Home » Commentary » Opinion » One thing is clear: America remains bitterly divided
· Financial Review
An extraordinary election, still too close to call or to concede, has left America and the world in a state of political uncertainty.
Donald Trump and Joe Biden owe it to their supporters to allow the postal vote counting process to continue in those battleground states – Pennsylvania, Michigan and Wisconsin – that will determine the electoral college vote.
The President, with typical boorishness, has suggested that Democrats are trying to steal the election. But, like Biden, he owes it to his nation to avoid taking steps that will undercut the presidential election’s eventual legitimacy.
It’s likely to be days before the final result is determined. However, one thing is clear: America, no matter who wins, is bitterly divided and uncertain as to how it should proceed.
So toxic is the polarisation that one would need to go back to the late 1960s – race riots, counterculture, Vietnam War protests – to find any meaningful analogy in recent history.

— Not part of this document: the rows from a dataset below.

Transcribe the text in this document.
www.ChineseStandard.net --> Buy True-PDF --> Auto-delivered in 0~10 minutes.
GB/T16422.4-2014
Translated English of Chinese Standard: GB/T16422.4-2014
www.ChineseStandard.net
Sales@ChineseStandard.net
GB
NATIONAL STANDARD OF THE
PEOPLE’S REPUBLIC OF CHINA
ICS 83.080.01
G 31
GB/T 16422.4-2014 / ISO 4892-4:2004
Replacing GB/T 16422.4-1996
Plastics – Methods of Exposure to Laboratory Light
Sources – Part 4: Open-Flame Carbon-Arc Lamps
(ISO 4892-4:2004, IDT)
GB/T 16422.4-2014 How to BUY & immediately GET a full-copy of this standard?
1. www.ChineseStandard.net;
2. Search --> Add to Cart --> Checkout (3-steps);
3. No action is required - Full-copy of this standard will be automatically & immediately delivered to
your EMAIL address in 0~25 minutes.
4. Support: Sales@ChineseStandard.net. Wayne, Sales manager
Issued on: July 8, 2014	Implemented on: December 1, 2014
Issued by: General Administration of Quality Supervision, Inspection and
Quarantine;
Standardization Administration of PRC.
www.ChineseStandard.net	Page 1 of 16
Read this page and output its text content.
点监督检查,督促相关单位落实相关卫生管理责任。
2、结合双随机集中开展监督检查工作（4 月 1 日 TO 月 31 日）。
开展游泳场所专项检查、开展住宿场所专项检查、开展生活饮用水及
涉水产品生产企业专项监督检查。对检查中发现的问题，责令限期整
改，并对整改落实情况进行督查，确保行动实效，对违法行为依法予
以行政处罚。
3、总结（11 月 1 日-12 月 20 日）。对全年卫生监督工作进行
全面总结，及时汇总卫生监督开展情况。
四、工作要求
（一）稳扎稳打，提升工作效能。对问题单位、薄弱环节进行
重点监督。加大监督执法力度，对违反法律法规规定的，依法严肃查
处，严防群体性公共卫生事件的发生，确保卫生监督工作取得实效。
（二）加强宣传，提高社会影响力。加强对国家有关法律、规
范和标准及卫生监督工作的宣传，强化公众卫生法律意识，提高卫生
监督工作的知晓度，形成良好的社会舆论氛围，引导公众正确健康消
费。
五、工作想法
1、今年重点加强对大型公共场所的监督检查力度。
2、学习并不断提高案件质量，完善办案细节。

It is extraordinary Trump has performed as well as he has in this election race. Consider all the factors that weighed heavily against his re-election bid: a pandemic that has killed more than 230,000 Americans, a virus-induced economic downturn, a racial crisis sparked by the killing of George Floyd in May, and, in the first presidential debate, a depressing performance that horrified the world.
Hyper-partisanship has worsened during the past four years, but Trump is a symptom, not the cause, of America’s political crisis.
Add to this the fact that Trump’s approval rating never exceeded 47 per cent throughout his presidency, and it is no wonder the sharemarkets had priced in a comfortable Joe Biden victory.
And yet Trump has confounded the pollsters and so-called experts (including this writer), who predicted a clean Democratic victory.
Moreover, even if he loses, the conditions that gave rise to his populist surge four years ago have not dissipated. As a result, it would be naïve to think that normal programming of civil discourse will resume in Washington.
The US is in a crisis caused by forces that may have been intensified by the COVID-19 pandemic, but preceded it. Wage stagnation, rising inequality, socioeconomic dislocation caused by technological change and exacerbated by the 2008-09 financial crisis – all this had sharpened divisions between ordinary Americans and economic elites well before Trump arrived on the political scene in 2015.
So did the toxic polarisation that grips Washington. In 2013, Robert Gates, former defence secretary to presidents George W. Bush and Barack Obama, warned that the greatest national security threat to the US was “the two square miles that encompass the Capitol Building and the White House”.
That hyper-partisanship has worsened during the past four years, but Trump is a symptom, not the cause, of America’s political crisis.
Conventional wisdom slams the America First agenda. From imposing import tariffs to pulling the US out of the Paris climate agreement, Trump is held responsible for unravelling the rules-based liberal international order.
However, the rot set in well before the former reality television star championed his nationalist populism.
With the end of the Cold War three decades ago, both Republicans and Democrats believed that the US should adopt a foreign policy of global leadership. The results were disastrous.
After the September 11, 2001 terror attacks, the US spent blood and treasure on fighting misbegotten wars in the Middle East where it had no vital interests. Under Bill Clinton, Bush and Obama, Washington led efforts to expand the NATO alliance eastwards, which just upset Russia’s strategic sensibilities and helped create a new cold war with Moscow.
Meanwhile, America’s belief that democracy is an export commodity is no longer credible, if it ever was.
All these conditions and decisions existed before Trump. And they helped him in 2015-16 to tap into widespread anxieties among a war-weary American people. It is nonsense to suggest that, should Trump lose power, bipartisan comity – or a new era of US-led global leadership – will return.
Whoever becomes president will, in one sense, have a qualified mandate. Almost exactly half the country will have said no to what the other half embraced. That makes it all the more important for both sides to pay even more deference than usual to the process. The coming days of postal vote counts are crucial.
But the bigger, more disturbing issue remains: How will it be possible for Trump or Biden to govern the US when it is more divided along ideological and partisan lines than it has been since the Civil War?